Но были и приятные перемены, например норник Пульф. Спроси у Сони год назад про него, она бы только разражено фыркнула, сейчас же все изменилось. Нет, он не переродился в благодушного старичка, угощающего детишек конфетами. Пульф по обыкновению много бурчал, хмурил кустистые брови и по привычке ругал любую погоду, какой бы она прекрасной не была. Но теперь Соня знала, какой он есть на самом деле, и что за этой ворчливой оболочкой скрывается доброе сердце. Один раз они ходили на Пруды признаний и под удивленные, косые взгляды влюбленных парочек, обосновавшихся в этом месте, провели там весь день.
– Я боялся спугнуть Ливса Салимана. Я давно догадывался насчет него, но у меня не было доказательств. К тому же твой дедушка наказал мне присматривать за тобой, но не вмешиваться. Видимо, я понял все слишком буквально. Прости меня.
Пульф часто повторял это, а еще он постоянно вспоминал Артура Киля. С каждым днем Соня все больше убеждалась, что ее дедушка все знал наперед, знал, что их семья воссоединиться на Алькаре. Или просто всем сердцем верил в это.
Соня и Макс свернули на узкую тропинку, утопающую в густых зарослях парящих кустарников. За последний год, они разрослись до небывалых размеров. После того как грязные потоки перестали поливать земли Алькара и пронизывающие вихри сменил ласковый ветер, все живое словно очнулось от долгой спячки. Мир вдохнул животворящей силы. Бледно-розовые бутоны, украшавшие Пруды признаний приобрели насыщенность и аромат, благородная лилия, теперь была не редкостью и в Низкой балке. Даже серебристые лягушки и розовые креветки стали упитаннее и приобрели еще большую бестактность.
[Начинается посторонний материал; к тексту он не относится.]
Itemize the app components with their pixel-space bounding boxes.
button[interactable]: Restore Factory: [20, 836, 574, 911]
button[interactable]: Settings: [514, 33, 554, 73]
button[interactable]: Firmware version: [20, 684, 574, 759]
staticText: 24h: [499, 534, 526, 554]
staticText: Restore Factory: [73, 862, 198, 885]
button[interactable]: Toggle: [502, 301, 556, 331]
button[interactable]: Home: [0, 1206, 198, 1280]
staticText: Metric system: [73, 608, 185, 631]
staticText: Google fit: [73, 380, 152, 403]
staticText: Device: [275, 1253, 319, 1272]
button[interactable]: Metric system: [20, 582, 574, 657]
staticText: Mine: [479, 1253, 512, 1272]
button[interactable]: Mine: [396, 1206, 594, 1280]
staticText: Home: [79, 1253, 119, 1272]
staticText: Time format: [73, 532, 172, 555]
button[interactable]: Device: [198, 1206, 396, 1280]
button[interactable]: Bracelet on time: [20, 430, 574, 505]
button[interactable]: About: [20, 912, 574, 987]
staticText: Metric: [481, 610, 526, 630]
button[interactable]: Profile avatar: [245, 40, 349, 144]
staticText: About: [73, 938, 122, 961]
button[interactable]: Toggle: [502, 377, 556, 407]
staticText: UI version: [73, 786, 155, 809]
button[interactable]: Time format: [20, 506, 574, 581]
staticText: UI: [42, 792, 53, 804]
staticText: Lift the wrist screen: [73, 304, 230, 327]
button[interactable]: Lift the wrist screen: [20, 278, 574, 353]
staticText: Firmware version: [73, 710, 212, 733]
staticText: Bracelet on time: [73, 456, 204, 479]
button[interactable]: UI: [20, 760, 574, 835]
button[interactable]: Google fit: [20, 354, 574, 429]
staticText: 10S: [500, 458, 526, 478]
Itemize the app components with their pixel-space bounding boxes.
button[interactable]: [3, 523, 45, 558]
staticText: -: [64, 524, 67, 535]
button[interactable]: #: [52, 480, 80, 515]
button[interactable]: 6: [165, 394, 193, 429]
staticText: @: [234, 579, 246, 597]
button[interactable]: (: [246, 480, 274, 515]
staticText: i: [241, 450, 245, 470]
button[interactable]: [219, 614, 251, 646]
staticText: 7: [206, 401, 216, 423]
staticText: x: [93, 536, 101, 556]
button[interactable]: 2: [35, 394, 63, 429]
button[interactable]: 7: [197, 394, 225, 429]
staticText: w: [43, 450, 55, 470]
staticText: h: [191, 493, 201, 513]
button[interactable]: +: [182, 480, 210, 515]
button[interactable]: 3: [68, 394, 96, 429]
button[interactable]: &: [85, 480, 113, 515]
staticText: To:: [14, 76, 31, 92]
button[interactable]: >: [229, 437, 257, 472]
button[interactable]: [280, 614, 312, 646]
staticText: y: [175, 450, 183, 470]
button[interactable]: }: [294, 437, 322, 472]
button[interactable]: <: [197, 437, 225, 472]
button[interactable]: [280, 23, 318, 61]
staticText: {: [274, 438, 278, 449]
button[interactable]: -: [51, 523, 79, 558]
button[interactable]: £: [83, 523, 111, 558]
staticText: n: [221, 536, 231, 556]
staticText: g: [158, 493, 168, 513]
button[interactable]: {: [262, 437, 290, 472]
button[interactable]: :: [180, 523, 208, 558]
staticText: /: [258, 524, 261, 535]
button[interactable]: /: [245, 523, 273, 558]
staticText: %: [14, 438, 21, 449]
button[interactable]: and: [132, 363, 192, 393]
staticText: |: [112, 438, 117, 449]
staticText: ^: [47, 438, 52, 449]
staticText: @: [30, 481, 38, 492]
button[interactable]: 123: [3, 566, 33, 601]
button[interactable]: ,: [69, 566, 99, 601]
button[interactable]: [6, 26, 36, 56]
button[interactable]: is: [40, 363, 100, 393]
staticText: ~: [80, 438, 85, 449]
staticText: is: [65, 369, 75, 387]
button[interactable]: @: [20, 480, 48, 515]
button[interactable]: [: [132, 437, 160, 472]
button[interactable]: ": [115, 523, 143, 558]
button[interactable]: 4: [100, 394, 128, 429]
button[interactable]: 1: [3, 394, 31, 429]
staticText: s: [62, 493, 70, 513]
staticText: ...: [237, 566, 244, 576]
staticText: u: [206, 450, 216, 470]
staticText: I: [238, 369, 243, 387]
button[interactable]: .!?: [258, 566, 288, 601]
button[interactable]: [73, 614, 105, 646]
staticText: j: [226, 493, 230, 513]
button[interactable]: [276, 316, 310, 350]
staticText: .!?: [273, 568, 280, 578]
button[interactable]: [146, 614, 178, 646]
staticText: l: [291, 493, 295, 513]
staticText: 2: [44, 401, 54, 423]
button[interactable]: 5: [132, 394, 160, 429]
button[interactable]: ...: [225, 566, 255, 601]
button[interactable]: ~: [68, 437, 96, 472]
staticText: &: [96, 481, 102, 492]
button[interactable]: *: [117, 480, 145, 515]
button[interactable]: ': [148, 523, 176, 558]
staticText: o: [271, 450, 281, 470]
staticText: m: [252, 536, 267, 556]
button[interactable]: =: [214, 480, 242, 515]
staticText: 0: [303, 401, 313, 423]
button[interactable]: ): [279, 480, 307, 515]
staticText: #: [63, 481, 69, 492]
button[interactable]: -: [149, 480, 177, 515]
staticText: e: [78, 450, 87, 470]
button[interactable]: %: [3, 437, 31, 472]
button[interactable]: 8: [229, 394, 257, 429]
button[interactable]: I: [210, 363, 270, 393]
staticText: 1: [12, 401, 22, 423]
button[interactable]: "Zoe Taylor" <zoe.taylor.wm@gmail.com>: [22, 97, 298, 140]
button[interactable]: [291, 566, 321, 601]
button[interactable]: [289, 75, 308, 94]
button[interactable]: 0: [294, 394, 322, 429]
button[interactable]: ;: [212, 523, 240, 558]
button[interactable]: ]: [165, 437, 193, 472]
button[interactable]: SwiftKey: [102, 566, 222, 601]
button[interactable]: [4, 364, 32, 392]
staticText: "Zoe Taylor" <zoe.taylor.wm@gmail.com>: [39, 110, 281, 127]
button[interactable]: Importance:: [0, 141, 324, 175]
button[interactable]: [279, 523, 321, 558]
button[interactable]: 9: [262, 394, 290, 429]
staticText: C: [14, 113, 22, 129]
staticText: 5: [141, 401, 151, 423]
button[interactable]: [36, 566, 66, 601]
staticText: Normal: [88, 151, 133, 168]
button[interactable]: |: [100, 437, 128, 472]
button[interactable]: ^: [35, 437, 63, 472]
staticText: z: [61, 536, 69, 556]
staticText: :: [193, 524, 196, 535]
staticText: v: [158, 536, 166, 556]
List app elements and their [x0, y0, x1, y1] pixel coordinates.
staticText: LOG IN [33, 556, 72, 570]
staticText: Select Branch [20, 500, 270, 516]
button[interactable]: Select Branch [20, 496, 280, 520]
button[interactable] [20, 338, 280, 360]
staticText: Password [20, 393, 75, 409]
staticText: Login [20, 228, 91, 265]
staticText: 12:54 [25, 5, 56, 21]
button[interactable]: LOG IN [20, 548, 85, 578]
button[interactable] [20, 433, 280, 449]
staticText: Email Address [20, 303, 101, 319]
Пара вышла к лечебнице семейства Горринг и двинулась дальше по Сизой улице, ведущей к чащобе Заброшенного сада, где Соня любила гулять. Разлапистые кроны деревьев, образовав плотный полог, создавали приятную прохладу, спасающую от жары. Серый непромокаемый плащ Соня с радостью сменила на тонкую футболку и шорты, а берцы, подаренные Максом на тряпичные кеды.
В Заброшенном саду, показавшемся Соне при первом знакомстве зловещим, зацвел вереск. Бледно-сиреневые цветы пышным ковром стелились вдоль дороги. Она поглядывала на притихшего Макса и полной грудью вдыхала сладковато – травяной запах вереска. Это был тот самый вереск, который растет на Земле. Видимо, какой – то землянин прихватил семена вереска с собой, когда переходил через зеркало.
– Как твои тренировки? – спросила Соня. Макс немного прихрамывал, лодыжку его правой ноги плотно перетягивал спортивный жгут.
– Усложнил задачу, наконец, мне удалось выполнить двойную спираль, – ответил он с явным удовлетворением.
Соня вздохнула и показательно цокнула.
– С такими нагрузками ты можешь не дотянуть до самого турнира.
Макс лишь отмахнулся, криво улыбнувшись.
– Ну, серьезно, ты себя загоняешь.
– Пойми, это не какое-нибудь городское соревнование, в нем участвует больше двухсот человек, считай весь Алькар. Только с нашего Тиберлоу двадцать заявок, включая дилетанта Нарца.
– Ты зря так говоришь, он не плохо летает, и ты это знаешь.
Поймав на себе укоризненный взгляд друга, Соня добавила:
– Не нужно недооценивать соперников.
Макс нахмурился и с силой отшвырнул ногой сухую корягу (видимо представив, что это Нарц), перегораживающую путь.
– Так значит, ты за него болеешь.
Соня устало подняла глаза к небу, словно моля о пощаде.
– Я болею за наш город. К чему каверзные вопросы?
Макс с еще большим усердием пнул несчастную ветку.